でも、本当に皆んなに迷惑をかけていたと言えますか?」


琥珀は、涙を流しながらぽかんと昴を見つめる。


「琥珀くんが事故に遭った後も、あなたの周りにはたくさんの友人がいたと思います。もし、本当に皆んなに迷惑をかけるただの嫌なやつだったなら……誰も琥珀くんの退院を祝ってくれなかったでしょうし、近寄ってもこなかったと思います。」


琥珀はその言葉を反芻するように、ゆっくりと目を瞬かせた。


「……」


昴は琥珀を落ち着かせるように、そっと琥珀の頭を撫でる。


「琥珀くんは、信じている人には優しく、純粋な愛情を持って接することできるとても素晴らしい人でしたよ」

「……俺は、昴の迷惑になってない?」

「迷惑なわけない。逆に俺が琥珀くんに擦り寄っているというのに。迷惑と言われるのは俺のほうでしょ?」


琥珀は首を横に振る。


「昴が迷惑なわけない。俺は逆に助けられてばかりだから。」

「では、お互い様ですね。俺も、琥珀くんの存在に助けられています。
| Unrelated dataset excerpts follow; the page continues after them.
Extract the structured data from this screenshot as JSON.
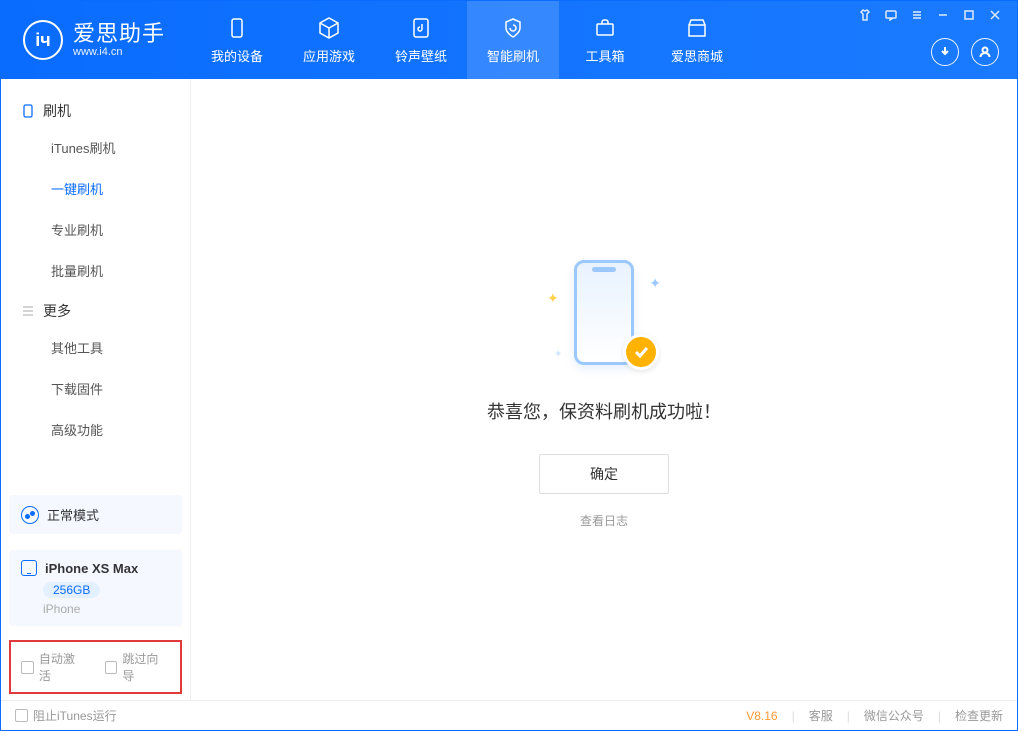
{
  "app": {
    "name": "爱思助手",
    "url": "www.i4.cn"
  },
  "nav": {
    "items": [
      {
        "label": "我的设备"
      },
      {
        "label": "应用游戏"
      },
      {
        "label": "铃声壁纸"
      },
      {
        "label": "智能刷机"
      },
      {
        "label": "工具箱"
      },
      {
        "label": "爱思商城"
      }
    ]
  },
  "sidebar": {
    "group_flash": "刷机",
    "items_flash": [
      {
        "label": "iTunes刷机"
      },
      {
        "label": "一键刷机"
      },
      {
        "label": "专业刷机"
      },
      {
        "label": "批量刷机"
      }
    ],
    "group_more": "更多",
    "items_more": [
      {
        "label": "其他工具"
      },
      {
        "label": "下载固件"
      },
      {
        "label": "高级功能"
      }
    ]
  },
  "device": {
    "mode": "正常模式",
    "name": "iPhone XS Max",
    "capacity": "256GB",
    "type": "iPhone"
  },
  "options": {
    "auto_activate": "自动激活",
    "skip_guide": "跳过向导"
  },
  "main": {
    "success": "恭喜您，保资料刷机成功啦！",
    "ok": "确定",
    "view_log": "查看日志"
  },
  "footer": {
    "block_itunes": "阻止iTunes运行",
    "version": "V8.16",
    "links": [
      "客服",
      "微信公众号",
      "检查更新"
    ]
  }
}
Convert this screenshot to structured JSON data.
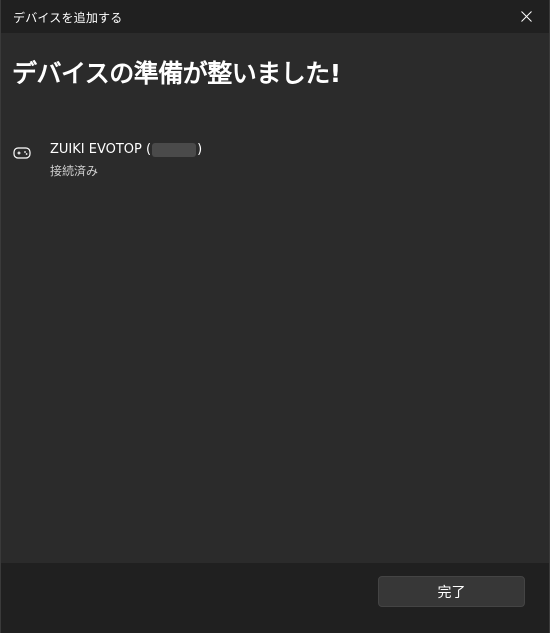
{
  "window": {
    "title": "デバイスを追加する"
  },
  "main": {
    "heading": "デバイスの準備が整いました!",
    "device": {
      "icon": "gamepad-icon",
      "name_prefix": "ZUIKI EVOTOP (",
      "name_suffix": ")",
      "status": "接続済み"
    }
  },
  "footer": {
    "done_label": "完了"
  },
  "colors": {
    "titlebar_bg": "#202020",
    "content_bg": "#2b2b2b",
    "button_bg": "#373737",
    "text": "#ffffff"
  }
}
」


昴は琥珀と額を合わせる。涙を流し続ける琥珀と至近距離で視線を合わせた。


「……昴は、なんで俺のことそんなに知ってるの……?」
 
まるで小さな子供が大人に問いかけるような口調だった。

昴は、幸せそうに目を細めると、さらに額を押し付けた。


「なぜでしょうね。それは後で教えてあげます。」

「……なんで? 今がいい……」

「今はダメです。」

「なんで……」


2人はお互いの息がかかるような距離感で会話をする。

先ほどまで少し隙間のあった2人の唇の距離は、今にも触れそうなほどに近づいていた。

昴は琥珀の瞳をじっと見つめ、碧色の瞳で射抜くようにその瞳をとらえた。